久远的记忆中,他爱诗书,爱笔墨,视书房为圣地,是不许书房有一丝杂乱污浊的。

在他最重视的书房里,行污秽之事,不像似他的性子。

周稷卿讥讽道:“怎么,你还要挑地方?”

方晚葶起身关上门,毫不犹豫的将衣物一件件的褪下。

很利索的,不着寸缕的站在他面前。

当年他们两厢情愿互通心意,说好就等着她及笄,他便上门提亲的。

她曾以为,做他的女人,为他生儿育女,是早晚的事,也非他不可。

后来又以为,这辈子都不会再与他有什么瓜葛了。

不曾想这么多年过去,他们之间竟然变成了这样不堪的局面。

他仗势胁迫,而她妥协卑微。

方晚葶微颤的手伸向他的衣襟。

他没动,看着她一点点解开她墨蓝锦袍,嵌玉的腰封落下,直至露出胸膛。

某一刻,他忽然抱起她将她放在桌上,欺身压来。

他的动作算不上温柔,甚至是粗暴。

她好似被猛地抛入惊涛骇浪中,不断的沉浮。

时而被淹没了口鼻几近窒息,时而刚得以喘息,便被更大的巨浪吞噬。

“在林诚录面前装不认得我,装贞洁烈女?”他挥汗如雨,咬住她雪颈上一片皮肉,“方晚葶,你看看你,浪成什么样。

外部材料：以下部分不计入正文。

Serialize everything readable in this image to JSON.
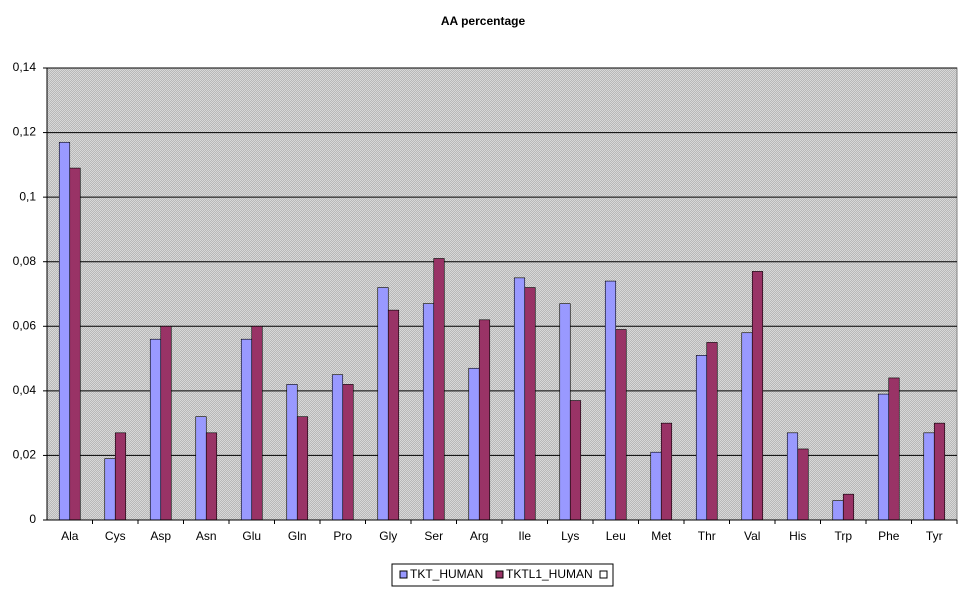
{
  "chart_data": {
    "type": "bar",
    "title": "AA percentage",
    "categories": [
      "Ala",
      "Cys",
      "Asp",
      "Asn",
      "Glu",
      "Gln",
      "Pro",
      "Gly",
      "Ser",
      "Arg",
      "Ile",
      "Lys",
      "Leu",
      "Met",
      "Thr",
      "Val",
      "His",
      "Trp",
      "Phe",
      "Tyr"
    ],
    "series": [
      {
        "name": "TKT_HUMAN",
        "color": "#9999ff",
        "values": [
          0.117,
          0.019,
          0.056,
          0.032,
          0.056,
          0.042,
          0.045,
          0.072,
          0.067,
          0.047,
          0.075,
          0.067,
          0.074,
          0.021,
          0.051,
          0.058,
          0.027,
          0.006,
          0.039,
          0.027
        ]
      },
      {
        "name": "TKTL1_HUMAN",
        "color": "#993366",
        "values": [
          0.109,
          0.027,
          0.06,
          0.027,
          0.06,
          0.032,
          0.042,
          0.065,
          0.081,
          0.062,
          0.072,
          0.037,
          0.059,
          0.03,
          0.055,
          0.077,
          0.022,
          0.008,
          0.044,
          0.03
        ]
      }
    ],
    "ylim": [
      0,
      0.14
    ],
    "yticks": [
      0,
      {
        "value": 0.02,
        "label": "0,02"
      },
      {
        "value": 0.04,
        "label": "0,04"
      },
      {
        "value": 0.06,
        "label": "0,06"
      },
      {
        "value": 0.08,
        "label": "0,08"
      },
      {
        "value": 0.1,
        "label": "0,1"
      },
      {
        "value": 0.12,
        "label": "0,12"
      },
      {
        "value": 0.14,
        "label": "0,14"
      }
    ],
    "grid": true,
    "legend": "bottom"
  }
}
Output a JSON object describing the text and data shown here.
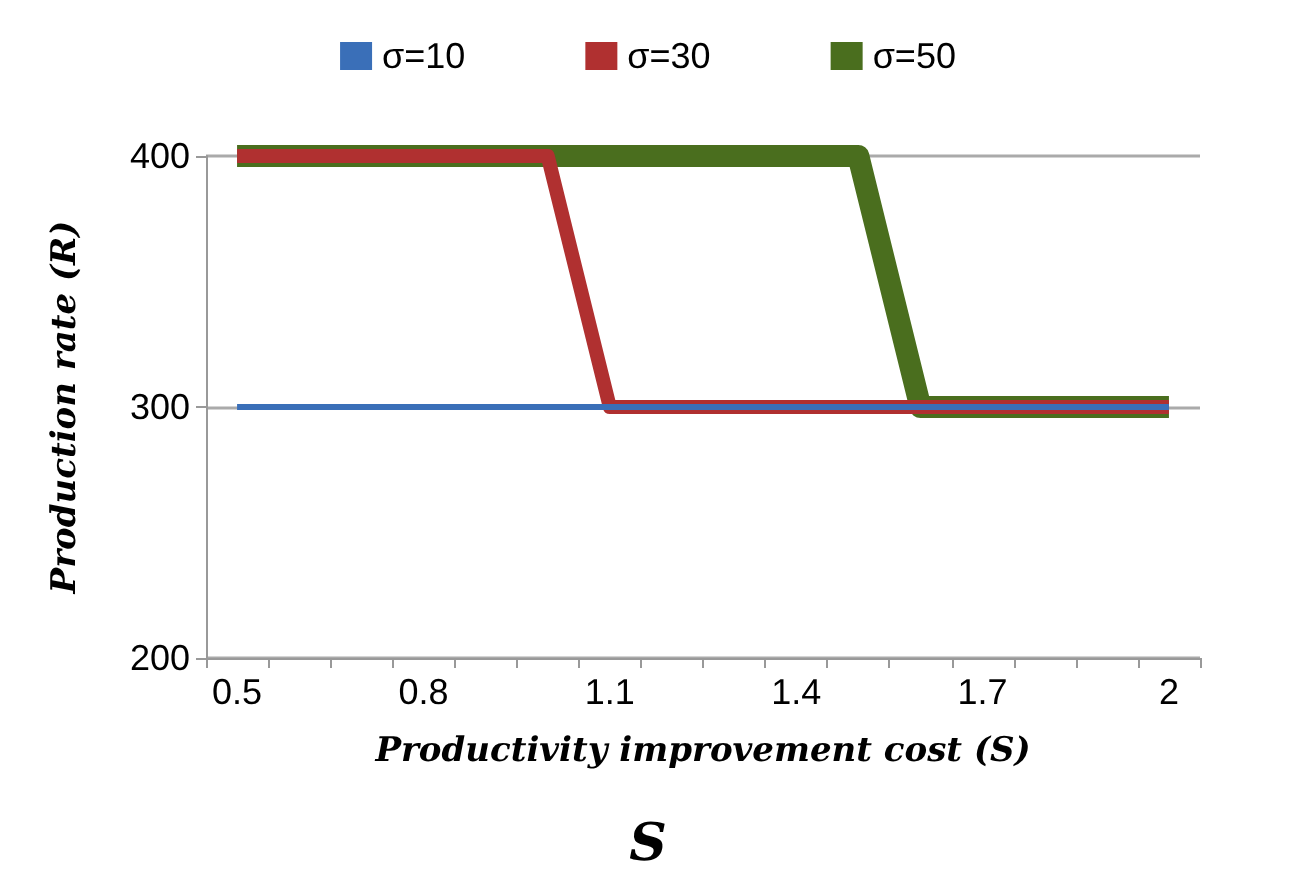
{
  "chart_data": {
    "type": "line",
    "xlabel": "Productivity improvement cost (S)",
    "ylabel": "Production rate (R)",
    "annotations": [
      "S"
    ],
    "categories": [
      "0.5",
      null,
      null,
      "0.8",
      null,
      null,
      "1.1",
      null,
      null,
      "1.4",
      null,
      null,
      "1.7",
      null,
      null,
      "2"
    ],
    "series": [
      {
        "name": "σ=10",
        "color": "#3a6fb8",
        "values": [
          300,
          300,
          300,
          300,
          300,
          300,
          300,
          300,
          300,
          300,
          300,
          300,
          300,
          300,
          300,
          300
        ]
      },
      {
        "name": "σ=30",
        "color": "#b03030",
        "values": [
          400,
          400,
          400,
          400,
          400,
          400,
          300,
          300,
          300,
          300,
          300,
          300,
          300,
          300,
          300,
          300
        ]
      },
      {
        "name": "σ=50",
        "color": "#4a6e1e",
        "values": [
          400,
          400,
          400,
          400,
          400,
          400,
          400,
          400,
          400,
          400,
          400,
          300,
          300,
          300,
          300,
          300
        ]
      }
    ],
    "ylim": [
      200,
      400
    ],
    "yticks": [
      200,
      300,
      400
    ],
    "grid": "y",
    "legend": "top",
    "marker": "none",
    "line_style": "solid"
  }
}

”

被巨浪拍上顶端时,她忽然抱紧了他。

“稷卿……”

她的嗓音似哭泣,似求饶。

周稷卿捂住她的嘴,用凉薄的言语在她心上扎上一刀。

“人尽可夫的婊子,你也配叫我的名字。”

她闭上眼,再难熬也不再吭声。

方晚葶从书桌上爬下来时,腿肚子一软,跌摔在了地上。

周稷卿瞥了眼,没有理会。

方晚葶爬起来去捡衣服,若无其事的一件件穿上。